One year ago on
June 26, 2015, the Supreme Court “stripped the rights of states to legally
define marriage solely as the union of a man and a woman” in Obergefell v. Hodges. The past year has
brought many challenges to Americans because of the decision made by the
justices.
Nate Madden at Conservative
Review wrote an article titled “Antonin Scalia’s Gay Marriage Dissent Turns One Year Old” in which he reminds his readers of the scathing dissenting opinion
written by Justice Antonin Scalia. In his dissent Justice Scalia warns the American
people about what would happen because of the vote. Over the past year we have
seen people put in jail, sued, and forced out of business because they do not
believe in same-sex unions.
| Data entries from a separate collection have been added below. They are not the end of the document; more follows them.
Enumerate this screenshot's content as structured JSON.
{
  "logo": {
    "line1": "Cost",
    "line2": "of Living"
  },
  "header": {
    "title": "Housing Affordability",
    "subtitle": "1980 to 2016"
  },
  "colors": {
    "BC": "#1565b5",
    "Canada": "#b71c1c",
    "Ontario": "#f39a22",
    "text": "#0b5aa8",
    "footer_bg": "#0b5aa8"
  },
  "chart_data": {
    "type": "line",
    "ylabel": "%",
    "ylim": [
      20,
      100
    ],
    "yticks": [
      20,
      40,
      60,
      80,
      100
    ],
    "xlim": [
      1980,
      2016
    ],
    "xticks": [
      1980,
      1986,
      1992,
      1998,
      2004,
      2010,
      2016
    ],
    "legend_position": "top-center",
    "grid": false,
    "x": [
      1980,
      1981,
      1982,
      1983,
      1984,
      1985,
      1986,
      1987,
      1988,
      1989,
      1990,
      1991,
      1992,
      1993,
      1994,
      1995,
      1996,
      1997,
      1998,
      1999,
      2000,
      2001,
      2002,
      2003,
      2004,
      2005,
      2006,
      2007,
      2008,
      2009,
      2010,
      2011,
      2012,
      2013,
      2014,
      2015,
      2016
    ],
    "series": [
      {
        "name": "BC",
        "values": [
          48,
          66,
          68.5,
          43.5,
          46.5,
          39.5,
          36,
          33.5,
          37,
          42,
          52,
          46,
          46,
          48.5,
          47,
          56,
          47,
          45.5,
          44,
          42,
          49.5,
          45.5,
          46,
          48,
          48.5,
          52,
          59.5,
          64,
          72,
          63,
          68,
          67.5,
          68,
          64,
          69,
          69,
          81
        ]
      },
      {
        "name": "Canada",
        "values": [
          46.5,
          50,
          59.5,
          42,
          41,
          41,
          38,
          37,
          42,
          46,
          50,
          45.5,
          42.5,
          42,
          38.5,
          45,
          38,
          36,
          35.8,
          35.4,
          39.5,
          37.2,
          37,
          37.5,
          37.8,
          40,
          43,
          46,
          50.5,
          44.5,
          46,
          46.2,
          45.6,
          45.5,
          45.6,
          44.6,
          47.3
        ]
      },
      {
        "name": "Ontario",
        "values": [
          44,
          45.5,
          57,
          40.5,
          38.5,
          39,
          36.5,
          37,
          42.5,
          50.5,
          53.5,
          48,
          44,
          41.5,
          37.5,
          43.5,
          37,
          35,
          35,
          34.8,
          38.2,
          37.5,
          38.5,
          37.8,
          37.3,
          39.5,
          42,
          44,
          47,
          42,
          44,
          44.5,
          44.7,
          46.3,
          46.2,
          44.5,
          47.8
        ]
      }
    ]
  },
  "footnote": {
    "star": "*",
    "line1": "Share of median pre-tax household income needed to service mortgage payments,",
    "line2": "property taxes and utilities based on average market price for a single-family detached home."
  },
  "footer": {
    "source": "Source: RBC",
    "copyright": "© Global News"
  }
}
We have seen states forced to comply with the
decision. All of this happened because the public is being coerced to give
their approval for same-sex marriages.
Justice Scalia writes, “Today’s
decree says that my Ruler, and the Ruler of 320 million Americans
coast-to-coast, is a majority of the nine lawyers on the Supreme Court…. This
practice of Constitutional revision by an unelected committee of nine, always
accompanied … by extravagant praise of liberty, robs the People of the most
important liberty they asserted in the Declaration of Independence.”
Madden shares Scalia’s
explanation of what really happened. “Scalia then points to the period leading
up to the court’s ruling as the true triumph of liberty, rather than the
decision itself. `Individuals on both sides of the issue passionately, but
respectfully, attempted to persuade their fellow citizens to accept their
views,’ he wrote. `Americans considered the arguments and put the question to a
vote. The electorates of 11 states, either directly or through their representatives,
chose to expand the traditional definition of marriage. Many more decided not
to. Win or lose, advocates for both sides continued pressing their cases,
secure in the knowledge that an electoral loss can be negated by a later
electoral win.’”
Madden then concludes, “What
Justice Scalia described was a true republic in action, at least until the
judiciary put a stop to it. The greater problem is that, as devastating as the
decision may yet prove to be for the religious liberty of people and
institutions who still affirm a traditional, organic and conjugal understanding
of marriage, the precedent set in this case and others by the federal judiciary
point to a truth antithetical to our political and historical identity as
Americans: we are being governed less and less by our own consent.”
When the majority of justices
voted to approve same-sex marriage, I believe that they opened a Pandora’s Box.
I believe that we have not yet seen all the destruction that will come from
this decision. A tiny minority of Americans has forced through a decision that
will bring negative effects to all Americans.